The present study also has several limitations and raises questions that will need to be addressed in future research. First, the DMC theory explicitly highlights the role of a prefrontal dopamine-guided gating mechanism at the time that context cues are detected (Braver & Cohen, 2000). However, focusing on behavioral and ERP data, no conclusions can be drawn as to the involvement of prefrontal circuits or DA in context updating. Therefore, molecular imaging studies will be necessary to link DA loss to deficits in context processing (Nyberg, Lövdén, Riklund, Lindenberger, & Bäckman, 2012). In this regard, it would be interesting to focus on longitudinal work investigating the interaction between increasing age, changing DA levels, and context maintenance deficits. Second, the CNV is also assumed to be modulated by DA levels (Linssen et al., 2011). However, we did not find substantial age effects in CNV amplitudes. Therefore, one can only speculate how increasing age and changing DA levels are reflected in the CNV or in maintaining performance in daily life.

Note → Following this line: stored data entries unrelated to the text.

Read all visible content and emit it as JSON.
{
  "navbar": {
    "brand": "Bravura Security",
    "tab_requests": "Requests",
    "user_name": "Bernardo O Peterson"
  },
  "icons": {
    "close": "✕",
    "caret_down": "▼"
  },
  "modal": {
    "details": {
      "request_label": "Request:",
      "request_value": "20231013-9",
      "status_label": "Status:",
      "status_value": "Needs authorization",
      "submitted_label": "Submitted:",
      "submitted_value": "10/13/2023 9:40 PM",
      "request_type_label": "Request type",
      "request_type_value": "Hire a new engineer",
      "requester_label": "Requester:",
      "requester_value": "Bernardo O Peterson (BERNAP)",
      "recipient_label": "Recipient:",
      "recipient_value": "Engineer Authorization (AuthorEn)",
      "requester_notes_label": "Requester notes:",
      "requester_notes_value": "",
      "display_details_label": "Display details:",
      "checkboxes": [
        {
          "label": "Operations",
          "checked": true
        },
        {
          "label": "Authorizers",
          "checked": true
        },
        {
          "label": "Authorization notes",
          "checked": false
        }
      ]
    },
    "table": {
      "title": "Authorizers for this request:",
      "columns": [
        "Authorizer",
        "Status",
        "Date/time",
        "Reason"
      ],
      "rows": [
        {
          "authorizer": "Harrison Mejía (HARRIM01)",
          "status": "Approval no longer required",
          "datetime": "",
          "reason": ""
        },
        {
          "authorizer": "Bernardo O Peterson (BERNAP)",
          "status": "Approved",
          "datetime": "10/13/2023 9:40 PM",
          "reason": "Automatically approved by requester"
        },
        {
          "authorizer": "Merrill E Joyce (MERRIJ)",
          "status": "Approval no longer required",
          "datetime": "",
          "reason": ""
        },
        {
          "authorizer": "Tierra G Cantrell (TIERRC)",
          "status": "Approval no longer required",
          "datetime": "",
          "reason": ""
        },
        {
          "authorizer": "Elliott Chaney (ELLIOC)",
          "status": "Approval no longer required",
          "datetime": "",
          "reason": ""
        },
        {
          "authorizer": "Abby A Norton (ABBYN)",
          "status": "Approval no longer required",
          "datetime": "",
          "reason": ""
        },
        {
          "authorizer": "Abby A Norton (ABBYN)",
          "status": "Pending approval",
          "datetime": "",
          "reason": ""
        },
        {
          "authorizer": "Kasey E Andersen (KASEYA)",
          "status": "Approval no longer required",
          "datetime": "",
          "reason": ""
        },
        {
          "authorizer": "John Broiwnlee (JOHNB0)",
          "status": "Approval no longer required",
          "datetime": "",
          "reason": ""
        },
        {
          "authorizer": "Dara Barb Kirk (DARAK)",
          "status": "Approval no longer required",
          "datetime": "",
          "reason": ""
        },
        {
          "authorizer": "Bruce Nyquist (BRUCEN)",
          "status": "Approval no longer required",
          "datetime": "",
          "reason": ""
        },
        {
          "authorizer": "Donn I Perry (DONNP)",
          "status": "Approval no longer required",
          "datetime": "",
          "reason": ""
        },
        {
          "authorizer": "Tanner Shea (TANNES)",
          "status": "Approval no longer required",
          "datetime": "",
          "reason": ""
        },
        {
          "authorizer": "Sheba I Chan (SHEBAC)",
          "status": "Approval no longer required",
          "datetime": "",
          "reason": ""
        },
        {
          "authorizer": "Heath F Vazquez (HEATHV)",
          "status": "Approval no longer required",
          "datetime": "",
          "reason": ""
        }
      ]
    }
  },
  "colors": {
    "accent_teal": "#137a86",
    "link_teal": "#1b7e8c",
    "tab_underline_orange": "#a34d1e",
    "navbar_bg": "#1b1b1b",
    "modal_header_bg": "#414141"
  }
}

Moreover, future research will also need to specify conditions in which age differences in maintenance abilities are likely to occur—for example, by systematically varying the delay between cue and probe presentation and measuring age differences in related ERP components.

Conclusions

In the present study, we applied an ERP approach to identify age differences in the processing of context information. Our behavioral data clearly show age differences in context processing; that is, older adults were slower and produced more errors than did younger adults on trials requiring the updating of context information. The analysis of ERP correlates enables the identification of processes underlying these age-related differences. Although effects of context updating and context maintenance were reflected in the ERP data, age differences were only found in context updating and in conditions of changes in the cue identity. One important new insight from our study is that younger adults were able to build up a higher-order rule of task representations and that they updated context information only whenever task demands had to be revised. This effect was reflected in larger parietal P3b amplitudes on c-dep than on c-indep trials, irrespective of changes in cue identity. In contrast, older adults constantly updated context information, particularly when the cue identity changed. This was the case irrespective of the actual context condition, as indexed by age differences in P3b amplitudes and scalp topographies. The active maintenance of contextual information reflected in the CNV showed no age differences, suggesting an absence of maintenance deficits in the elderly.